The standard definition of "rapidity" is that is the Minkowski-angle $$\theta$$ (the spacelike-arclength along the Minkowski-unit-circle), between two future unit-timelike vectors (along the "t"-axis of the stationary inertial observer and the "s"-axis of the inertial runner). Its hyperbolic-tangent yields the ordinary [spatial-]velocity $$v=c\tanh\theta$$ (the ratio of [instantaneous] spatial-displacement and temporal-displacement, i.e. ["opposite over adjacent"]).

Maybe the term you mean is "celerity" (coined by Levy-Leblond? see http://arxiv.org/abs/physics/0608040 )
which is "the spatial-part of the 4-velocity $$v^a$$"
$$\gamma v=(\cosh\theta) (c\tanh\theta)= c\sinh\theta$$, i.e. ["opposite over hypotenuse"] . (A spacetime diagram would probably clarify this.)

 

[pervect]

The standard definition of "rapidity" is that is the Minkowski-angle $$\theta$$

You're right, I double-checked with
http://www.eftaylor.com/pub/spacetime/STP1stEdP41to59.pdf

Maybe the term you mean is "celerity" (coined by Levy-Leblond? see http://arxiv.org/abs/physics/0608040 )

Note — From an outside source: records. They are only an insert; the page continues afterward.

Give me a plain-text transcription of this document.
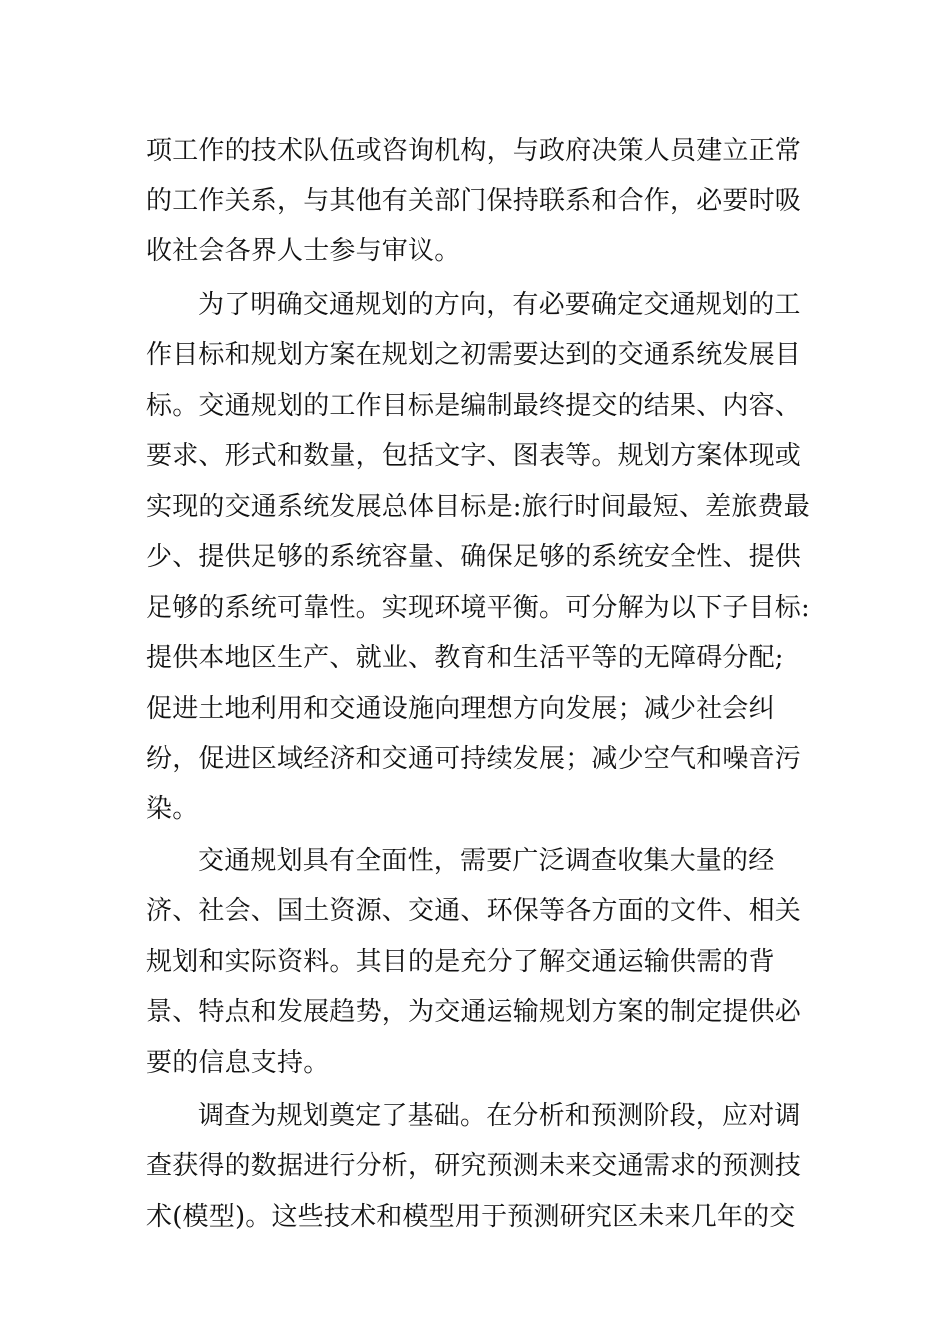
项工作的技术队伍或咨询机构，与政府决策人员建立正常
的工作关系，与其他有关部门保持联系和合作，必要时吸
收社会各界人士参与审议。
为了明确交通规划的方向，有必要确定交通规划的工
作目标和规划方案在规划之初需要达到的交通系统发展目
标。交通规划的工作目标是编制最终提交的结果、内容、
要求、形式和数量，包括文字、图表等。规划方案体现或
实现的交通系统发展总体目标是:旅行时间最短、差旅费最
少、提供足够的系统容量、确保足够的系统安全性、提供
足够的系统可靠性。实现环境平衡。可分解为以下子目标:
提供本地区生产、就业、教育和生活平等的无障碍分配;
促进土地利用和交通设施向理想方向发展；减少社会纠
纷，促进区域经济和交通可持续发展；减少空气和噪音污
染。
交通规划具有全面性，需要广泛调查收集大量的经
济、社会、国土资源、交通、环保等各方面的文件、相关
规划和实际资料。其目的是充分了解交通运输供需的背
景、特点和发展趋势，为交通运输规划方案的制定提供必
要的信息支持。
调查为规划奠定了基础。在分析和预测阶段，应对调
查获得的数据进行分析，研究预测未来交通需求的预测技
术(模型)。这些技术和模型用于预测研究区未来几年的交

A good reference, which I'd recommend to the OP, and some calculations show me the difference is important. Sorry for any confusion.

A celerity of 2 (covering 2 light years (lab frame) in 1 year (proper time)) is equivalent to a rapidity of 1.4436 via the Taylor & Wheeler definition, and a velocity of .8944 c, i.e. 2 light years (lab frame) in 2.236 years (lab time).

 

[robphy]

Here is the Levy-Leblond article:
http://link.aip.org/link/?AJPIAS/48/345/1

American Journal of Physics -- May 1980 -- Volume 48, Issue 5, pp. 345-347

Speed(s)

Jean-Marc Lévy-Leblond
Laboratoire de Physique Théorique et Havtes Energies, Université Paris VII, Place Jussieu, 75221 Paris Cedex 05, France

Three simple distinct operational procedures are given for transforming the empirical notion of speed into a formal concept. While in the Galilean theory of space-time, the three quantities coincide with the customary velocity, they differ in the Einsteinian theory. In particular, it is shown that ''rapidity'' has a direct and natural physical meaning.